With two different BCL-2 inhibitors moving forward in clinical trials, it is easy to have hope for an improvement in therapy. This needs to be tempered with a cautionary note in regards to another BCL-2 inhibitor that has been previously studied in SCLC. Oblimersen is a small molecule compound directed against BCL-2 that was evaluated in a phase II study in combination with carboplatin and etoposide in extensive SCLC. Although no difference in response rates were seen between patients receiving chemotherapy alone or those receiving chemotherapy with oblimersen, patients receiving oblimersen had worse survival. One-year survival was only 24% in the oblimersen group, compared with 47% in the chemotherapy-alone group, and further investigation of the combination was not pursued.

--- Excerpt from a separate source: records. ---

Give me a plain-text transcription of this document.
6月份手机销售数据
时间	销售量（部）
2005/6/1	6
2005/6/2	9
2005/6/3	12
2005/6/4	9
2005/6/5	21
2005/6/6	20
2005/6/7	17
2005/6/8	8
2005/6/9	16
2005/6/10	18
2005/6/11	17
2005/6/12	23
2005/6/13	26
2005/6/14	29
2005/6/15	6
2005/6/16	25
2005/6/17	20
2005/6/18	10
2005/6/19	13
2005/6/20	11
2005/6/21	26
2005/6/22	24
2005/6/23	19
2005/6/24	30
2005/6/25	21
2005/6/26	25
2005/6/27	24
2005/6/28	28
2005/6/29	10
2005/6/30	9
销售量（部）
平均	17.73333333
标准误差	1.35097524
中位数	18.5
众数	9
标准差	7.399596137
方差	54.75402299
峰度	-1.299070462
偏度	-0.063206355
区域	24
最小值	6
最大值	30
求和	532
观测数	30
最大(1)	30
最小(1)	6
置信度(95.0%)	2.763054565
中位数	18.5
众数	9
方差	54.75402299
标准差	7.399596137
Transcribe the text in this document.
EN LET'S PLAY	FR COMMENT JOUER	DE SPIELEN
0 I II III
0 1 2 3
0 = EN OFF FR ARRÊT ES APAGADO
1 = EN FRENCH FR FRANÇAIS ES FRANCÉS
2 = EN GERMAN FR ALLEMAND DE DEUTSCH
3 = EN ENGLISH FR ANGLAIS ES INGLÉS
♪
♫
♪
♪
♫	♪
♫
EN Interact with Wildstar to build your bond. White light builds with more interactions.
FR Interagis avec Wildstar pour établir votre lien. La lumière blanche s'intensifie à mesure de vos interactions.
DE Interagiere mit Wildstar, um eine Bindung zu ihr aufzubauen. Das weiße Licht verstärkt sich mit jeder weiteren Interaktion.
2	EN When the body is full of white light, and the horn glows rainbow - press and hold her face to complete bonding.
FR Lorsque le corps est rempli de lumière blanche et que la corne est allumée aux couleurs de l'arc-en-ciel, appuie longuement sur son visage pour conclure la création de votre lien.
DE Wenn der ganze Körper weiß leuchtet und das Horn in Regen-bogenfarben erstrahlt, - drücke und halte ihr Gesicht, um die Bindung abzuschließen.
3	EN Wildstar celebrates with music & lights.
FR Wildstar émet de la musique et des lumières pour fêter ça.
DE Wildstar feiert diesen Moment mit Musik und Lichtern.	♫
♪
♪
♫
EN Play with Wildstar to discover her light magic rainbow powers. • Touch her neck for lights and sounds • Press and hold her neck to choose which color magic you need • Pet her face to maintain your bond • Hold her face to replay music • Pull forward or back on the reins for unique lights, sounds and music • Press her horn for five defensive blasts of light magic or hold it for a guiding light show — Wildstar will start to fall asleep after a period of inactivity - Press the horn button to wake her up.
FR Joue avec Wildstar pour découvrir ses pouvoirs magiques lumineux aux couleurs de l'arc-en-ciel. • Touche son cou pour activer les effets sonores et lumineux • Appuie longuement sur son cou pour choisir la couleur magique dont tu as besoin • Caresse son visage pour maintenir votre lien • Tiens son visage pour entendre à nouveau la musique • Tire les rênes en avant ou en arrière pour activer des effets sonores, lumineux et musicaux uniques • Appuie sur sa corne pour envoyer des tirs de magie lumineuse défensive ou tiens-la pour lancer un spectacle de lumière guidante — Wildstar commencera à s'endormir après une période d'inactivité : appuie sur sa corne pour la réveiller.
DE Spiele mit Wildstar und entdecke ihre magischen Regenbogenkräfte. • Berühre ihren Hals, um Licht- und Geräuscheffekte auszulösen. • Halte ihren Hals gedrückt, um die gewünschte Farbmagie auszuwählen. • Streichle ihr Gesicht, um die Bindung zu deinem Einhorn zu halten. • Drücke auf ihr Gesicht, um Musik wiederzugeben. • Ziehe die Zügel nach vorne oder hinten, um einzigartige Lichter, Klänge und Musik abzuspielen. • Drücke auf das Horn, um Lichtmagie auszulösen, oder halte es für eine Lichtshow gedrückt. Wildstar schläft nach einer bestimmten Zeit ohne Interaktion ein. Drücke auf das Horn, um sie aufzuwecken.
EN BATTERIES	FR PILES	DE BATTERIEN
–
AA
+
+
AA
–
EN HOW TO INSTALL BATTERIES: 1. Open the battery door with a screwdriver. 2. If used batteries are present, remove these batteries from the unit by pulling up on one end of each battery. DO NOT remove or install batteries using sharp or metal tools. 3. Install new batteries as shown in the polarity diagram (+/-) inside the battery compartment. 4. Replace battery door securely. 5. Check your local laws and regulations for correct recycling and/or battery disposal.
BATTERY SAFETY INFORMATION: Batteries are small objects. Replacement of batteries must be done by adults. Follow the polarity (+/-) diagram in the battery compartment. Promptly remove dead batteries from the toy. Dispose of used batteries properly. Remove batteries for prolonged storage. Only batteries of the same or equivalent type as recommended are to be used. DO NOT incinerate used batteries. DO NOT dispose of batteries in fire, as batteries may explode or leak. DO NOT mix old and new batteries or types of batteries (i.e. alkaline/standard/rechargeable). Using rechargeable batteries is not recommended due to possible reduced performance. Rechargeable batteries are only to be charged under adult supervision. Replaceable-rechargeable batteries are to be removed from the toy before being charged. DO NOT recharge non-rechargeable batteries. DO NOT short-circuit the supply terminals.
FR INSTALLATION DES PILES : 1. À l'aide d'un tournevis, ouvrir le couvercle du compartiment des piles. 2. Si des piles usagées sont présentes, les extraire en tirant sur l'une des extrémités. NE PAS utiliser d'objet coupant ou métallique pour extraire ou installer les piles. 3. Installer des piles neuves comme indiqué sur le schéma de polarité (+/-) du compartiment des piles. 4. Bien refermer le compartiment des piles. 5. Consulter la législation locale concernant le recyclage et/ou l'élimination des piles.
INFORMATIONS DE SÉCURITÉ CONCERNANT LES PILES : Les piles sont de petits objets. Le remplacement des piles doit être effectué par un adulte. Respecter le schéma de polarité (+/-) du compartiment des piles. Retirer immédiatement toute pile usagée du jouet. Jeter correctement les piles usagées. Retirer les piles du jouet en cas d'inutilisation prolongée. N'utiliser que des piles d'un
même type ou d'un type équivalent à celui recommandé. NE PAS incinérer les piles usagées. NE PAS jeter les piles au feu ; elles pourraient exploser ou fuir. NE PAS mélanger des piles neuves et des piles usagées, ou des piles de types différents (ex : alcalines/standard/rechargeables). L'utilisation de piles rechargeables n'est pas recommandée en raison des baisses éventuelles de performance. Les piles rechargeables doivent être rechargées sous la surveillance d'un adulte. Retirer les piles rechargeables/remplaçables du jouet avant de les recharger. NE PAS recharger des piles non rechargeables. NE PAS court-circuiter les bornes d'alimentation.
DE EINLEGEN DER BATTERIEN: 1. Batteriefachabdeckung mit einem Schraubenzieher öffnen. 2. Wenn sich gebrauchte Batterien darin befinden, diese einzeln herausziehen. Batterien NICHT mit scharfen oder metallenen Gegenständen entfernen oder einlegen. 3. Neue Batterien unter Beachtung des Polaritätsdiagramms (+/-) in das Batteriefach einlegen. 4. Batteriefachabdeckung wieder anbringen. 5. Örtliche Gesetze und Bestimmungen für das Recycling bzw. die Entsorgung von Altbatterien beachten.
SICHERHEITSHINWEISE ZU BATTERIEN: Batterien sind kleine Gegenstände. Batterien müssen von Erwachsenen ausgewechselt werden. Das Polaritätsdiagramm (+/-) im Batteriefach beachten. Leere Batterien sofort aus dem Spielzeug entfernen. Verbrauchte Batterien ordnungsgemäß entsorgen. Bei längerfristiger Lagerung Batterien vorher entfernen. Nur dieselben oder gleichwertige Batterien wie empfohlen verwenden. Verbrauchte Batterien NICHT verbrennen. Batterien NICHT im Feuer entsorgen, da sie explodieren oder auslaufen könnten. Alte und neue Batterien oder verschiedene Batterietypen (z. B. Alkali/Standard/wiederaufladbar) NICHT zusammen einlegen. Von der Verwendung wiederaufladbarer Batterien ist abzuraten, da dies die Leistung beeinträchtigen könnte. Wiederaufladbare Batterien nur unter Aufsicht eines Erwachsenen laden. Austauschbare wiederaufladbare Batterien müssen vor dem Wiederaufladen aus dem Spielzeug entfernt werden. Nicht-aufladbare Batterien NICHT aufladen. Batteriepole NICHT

I hope that these next trials will show an improvement in outcomes for patients with SCLC. I would not jump to a conclusion, however, that these agents will be a guaranteed success, and I will want to see them “proven” in clinical trials. The rationale is certainly strong: inhibit a protein that helps a cancer cell survive and makes it resistant to chemotherapy. As a lung cancer doctor, I count myself among the optimists. A rational success should be just around the next corner. Perhaps these will be the agents.